How we get to know God is the topic of the first 9 paragraphs of the first Century of “Theology, the Divine Economy, and Virtue and Vice.”
St. Maximos repeats his frequent theme of the impossibility of complete knowledge of God, using new metaphors and parallelisms.
It is impossible to fully know God because He transcends “the summit of all spiritual knowledge,” he tells us. How could we? God is “an infinite union of three infinites. Its principle of being, together with the mode, the nature and the quality of its being, is altogether inaccessible to creatures. For it eludes every intellection of intellective beings, in no way issuing from its natural hidden inwardness, and infinitely transcending the summit of all spiritual knowledge.”
We can only know God by participation through the virtues we cultivate within us. Yet goodness in humans is “substantive since it has an origin, a consummation, a cause of being, an. d motion, so far as its being is concerned, towards some final cause”
For God, however, “good is that which has no origin, no consummation, no cause of being and no motion whatsoever, so far as its being is concerned, towards any final cause.” God’s existence is prior that that of created things. In contrast, we can only derive our existence through participation in His.
In fact, “Not only is the divine Logos prior to the genesis of created beings, but there neither was nor is nor will be a principle superior to the Logos.”
Hence our knowledge through participation is limited. We cannot participate in God’s essence or be coeternal with Him “who willed [us] to exist.”
Yet how wonderful it is that God made us capable of participating and being “participated in.” Our incompleteness is also our bridge to God and humans, and hope for redemptions. St. Maximos spends some time expounding on the nature of knowledge through participation.
First, knowledge through participation requires mutual desire and a synergistic relationship between God and man:
“…God, in whose essence created beings do not participate, but who wills that those capable of so doing shall participate in Him.”

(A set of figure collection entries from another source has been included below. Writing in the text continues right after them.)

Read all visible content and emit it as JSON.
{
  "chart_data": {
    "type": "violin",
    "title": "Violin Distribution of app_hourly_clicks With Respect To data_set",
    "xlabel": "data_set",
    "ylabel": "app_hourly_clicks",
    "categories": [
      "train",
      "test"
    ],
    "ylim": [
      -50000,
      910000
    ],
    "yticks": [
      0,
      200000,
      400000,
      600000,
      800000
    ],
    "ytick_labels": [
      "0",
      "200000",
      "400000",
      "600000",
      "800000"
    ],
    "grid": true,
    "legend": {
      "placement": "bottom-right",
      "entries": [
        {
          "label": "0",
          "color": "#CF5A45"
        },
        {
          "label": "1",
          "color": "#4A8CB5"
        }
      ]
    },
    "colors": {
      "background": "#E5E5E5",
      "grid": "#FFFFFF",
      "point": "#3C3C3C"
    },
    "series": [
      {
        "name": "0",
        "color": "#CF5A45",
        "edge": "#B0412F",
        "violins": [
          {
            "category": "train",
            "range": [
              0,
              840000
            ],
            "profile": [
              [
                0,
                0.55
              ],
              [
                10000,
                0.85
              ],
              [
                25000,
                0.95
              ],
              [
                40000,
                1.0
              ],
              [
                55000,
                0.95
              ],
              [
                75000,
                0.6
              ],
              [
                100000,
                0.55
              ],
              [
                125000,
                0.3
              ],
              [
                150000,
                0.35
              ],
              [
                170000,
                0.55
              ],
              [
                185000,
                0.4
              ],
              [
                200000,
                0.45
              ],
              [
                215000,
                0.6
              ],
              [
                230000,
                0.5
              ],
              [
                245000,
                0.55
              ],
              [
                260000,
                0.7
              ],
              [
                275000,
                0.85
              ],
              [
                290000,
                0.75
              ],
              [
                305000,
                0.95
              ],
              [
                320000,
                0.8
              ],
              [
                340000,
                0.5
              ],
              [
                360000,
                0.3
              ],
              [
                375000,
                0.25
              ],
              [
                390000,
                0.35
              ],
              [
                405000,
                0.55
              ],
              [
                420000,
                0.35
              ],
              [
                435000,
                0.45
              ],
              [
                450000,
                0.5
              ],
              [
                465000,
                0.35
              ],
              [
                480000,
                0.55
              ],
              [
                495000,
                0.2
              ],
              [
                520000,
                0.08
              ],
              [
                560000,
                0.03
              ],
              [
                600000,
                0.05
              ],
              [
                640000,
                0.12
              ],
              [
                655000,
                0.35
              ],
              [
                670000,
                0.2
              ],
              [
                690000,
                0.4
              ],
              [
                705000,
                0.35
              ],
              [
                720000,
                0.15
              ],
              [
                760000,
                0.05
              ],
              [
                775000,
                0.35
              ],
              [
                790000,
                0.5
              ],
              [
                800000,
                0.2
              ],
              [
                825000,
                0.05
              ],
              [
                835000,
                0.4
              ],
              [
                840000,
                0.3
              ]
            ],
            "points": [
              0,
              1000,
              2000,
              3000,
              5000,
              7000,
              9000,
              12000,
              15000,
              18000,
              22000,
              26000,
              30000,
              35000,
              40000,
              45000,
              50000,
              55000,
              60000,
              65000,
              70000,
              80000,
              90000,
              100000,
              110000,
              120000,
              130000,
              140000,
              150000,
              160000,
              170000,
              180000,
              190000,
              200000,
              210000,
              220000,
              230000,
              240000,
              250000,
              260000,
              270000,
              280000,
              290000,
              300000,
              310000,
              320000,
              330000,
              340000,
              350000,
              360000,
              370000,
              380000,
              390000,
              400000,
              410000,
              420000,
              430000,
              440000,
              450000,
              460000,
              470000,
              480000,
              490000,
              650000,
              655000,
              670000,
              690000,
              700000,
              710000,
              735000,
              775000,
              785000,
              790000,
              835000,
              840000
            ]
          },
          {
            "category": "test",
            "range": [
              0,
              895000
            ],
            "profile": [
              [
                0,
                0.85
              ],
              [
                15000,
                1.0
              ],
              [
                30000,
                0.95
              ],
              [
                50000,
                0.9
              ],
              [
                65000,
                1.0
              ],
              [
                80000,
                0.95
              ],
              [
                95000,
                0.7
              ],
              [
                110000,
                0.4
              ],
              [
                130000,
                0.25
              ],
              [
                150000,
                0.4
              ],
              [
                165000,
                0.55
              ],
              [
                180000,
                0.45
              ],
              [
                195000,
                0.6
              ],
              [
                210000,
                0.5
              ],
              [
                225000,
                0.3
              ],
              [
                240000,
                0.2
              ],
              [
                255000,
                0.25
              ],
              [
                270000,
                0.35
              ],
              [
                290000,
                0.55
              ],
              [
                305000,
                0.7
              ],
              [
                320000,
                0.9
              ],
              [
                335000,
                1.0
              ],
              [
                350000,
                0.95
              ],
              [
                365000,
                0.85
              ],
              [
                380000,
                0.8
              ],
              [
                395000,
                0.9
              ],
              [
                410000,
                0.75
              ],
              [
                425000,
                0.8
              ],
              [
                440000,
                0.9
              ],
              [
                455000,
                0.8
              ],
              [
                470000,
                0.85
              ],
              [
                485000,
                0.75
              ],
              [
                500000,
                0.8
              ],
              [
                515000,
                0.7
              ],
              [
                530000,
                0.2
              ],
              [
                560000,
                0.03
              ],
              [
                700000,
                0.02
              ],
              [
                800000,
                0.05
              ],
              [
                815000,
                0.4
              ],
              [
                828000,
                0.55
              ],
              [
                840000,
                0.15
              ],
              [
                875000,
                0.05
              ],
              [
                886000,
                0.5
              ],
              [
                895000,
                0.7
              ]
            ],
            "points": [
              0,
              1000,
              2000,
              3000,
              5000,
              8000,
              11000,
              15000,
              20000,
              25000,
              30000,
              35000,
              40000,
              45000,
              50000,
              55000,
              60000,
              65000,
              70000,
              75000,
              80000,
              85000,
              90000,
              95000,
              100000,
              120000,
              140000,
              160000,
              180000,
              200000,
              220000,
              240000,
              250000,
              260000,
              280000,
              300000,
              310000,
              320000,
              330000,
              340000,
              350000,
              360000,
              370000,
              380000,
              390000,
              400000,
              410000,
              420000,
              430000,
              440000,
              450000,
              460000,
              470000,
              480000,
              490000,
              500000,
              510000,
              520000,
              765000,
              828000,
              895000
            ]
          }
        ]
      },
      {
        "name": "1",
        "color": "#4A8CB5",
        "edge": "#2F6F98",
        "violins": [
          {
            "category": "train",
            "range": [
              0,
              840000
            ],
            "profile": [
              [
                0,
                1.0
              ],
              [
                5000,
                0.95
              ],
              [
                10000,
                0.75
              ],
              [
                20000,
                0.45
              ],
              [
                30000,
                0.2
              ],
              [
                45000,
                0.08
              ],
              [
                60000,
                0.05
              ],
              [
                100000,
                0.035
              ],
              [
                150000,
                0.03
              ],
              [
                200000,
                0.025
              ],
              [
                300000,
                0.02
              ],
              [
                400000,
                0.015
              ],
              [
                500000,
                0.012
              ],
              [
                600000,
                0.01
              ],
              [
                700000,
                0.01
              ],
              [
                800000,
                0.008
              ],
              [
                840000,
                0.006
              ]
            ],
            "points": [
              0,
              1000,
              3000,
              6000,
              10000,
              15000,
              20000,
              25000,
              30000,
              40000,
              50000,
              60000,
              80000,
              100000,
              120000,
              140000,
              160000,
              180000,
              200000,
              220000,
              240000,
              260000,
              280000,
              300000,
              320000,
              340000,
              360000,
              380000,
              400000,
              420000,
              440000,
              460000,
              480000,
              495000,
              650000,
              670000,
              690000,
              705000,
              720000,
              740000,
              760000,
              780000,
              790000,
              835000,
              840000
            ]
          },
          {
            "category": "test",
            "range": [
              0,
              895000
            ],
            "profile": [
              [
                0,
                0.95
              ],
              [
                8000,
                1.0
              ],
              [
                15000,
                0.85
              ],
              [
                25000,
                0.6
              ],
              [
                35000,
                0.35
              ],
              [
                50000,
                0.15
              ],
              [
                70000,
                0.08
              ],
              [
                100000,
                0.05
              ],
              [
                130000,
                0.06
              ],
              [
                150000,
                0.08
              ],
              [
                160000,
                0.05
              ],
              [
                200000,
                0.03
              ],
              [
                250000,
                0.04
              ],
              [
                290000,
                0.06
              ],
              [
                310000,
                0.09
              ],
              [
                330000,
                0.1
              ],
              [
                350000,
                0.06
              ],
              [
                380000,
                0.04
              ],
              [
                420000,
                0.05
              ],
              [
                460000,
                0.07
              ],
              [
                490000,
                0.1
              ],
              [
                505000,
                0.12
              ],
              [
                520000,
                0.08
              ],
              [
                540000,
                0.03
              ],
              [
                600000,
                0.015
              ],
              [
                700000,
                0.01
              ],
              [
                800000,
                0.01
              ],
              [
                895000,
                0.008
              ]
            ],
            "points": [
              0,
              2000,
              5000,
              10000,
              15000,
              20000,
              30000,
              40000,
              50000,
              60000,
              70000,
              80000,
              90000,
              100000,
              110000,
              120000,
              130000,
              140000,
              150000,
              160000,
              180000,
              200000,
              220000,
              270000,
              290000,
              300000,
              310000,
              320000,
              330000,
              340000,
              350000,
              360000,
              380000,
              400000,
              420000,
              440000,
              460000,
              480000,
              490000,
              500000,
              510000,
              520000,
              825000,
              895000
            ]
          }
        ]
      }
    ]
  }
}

Secondly, the various modes of participation allow constant renewal.
In his desire, humility and love of man, God “becomes an infant and moulds Himself in [us] through the virtues.” Thus, He reveals Himself in us according to what each of us is able to accept and understand at any given moment, though His true nature and reasons remain invisible. The multiple and constantly new modes of God’s manifestation in us imply infinite possibilities of growth and continuous renewal.
This is why, St. Maximos tells us,
… the apostle, when wisely considering the power of this hidden activity, says, ‘Jesus Christ the same yesterday, and today, and throughout the ages’ (Heb.r 3 : 8) ; for he sees the hidden activity as something which is always new and never becomes outmoded through being embraced by the intellect.
Thirdly, God gives the energy and tools to participate.
“…it is He who has given to nature the energy which produces its forms, and who has established the very is-ness of beings by virtue of which they exist.”
St. Maximos compares God to an artist. If an artist is able to conceptualize shapes and forms before putting them on the canvass “how much more does God Himself bring into existence out of nothing the very being of all created things, since He is beyond being and even infinitely transcends the attribution of beyond-beingness.”
While we, humans, are created beings and God is unoriginate, He allows us to uncover his presence among created things and decipher the truth.
“It is He who has yoked the sciences to the arts so that shapes might be devised” and so that our intellect can integrate and apply them.
Artists can conceive and re-create shapes and forms; and we apply science and art, intellect and heart to become capable of participating in God at the highest level.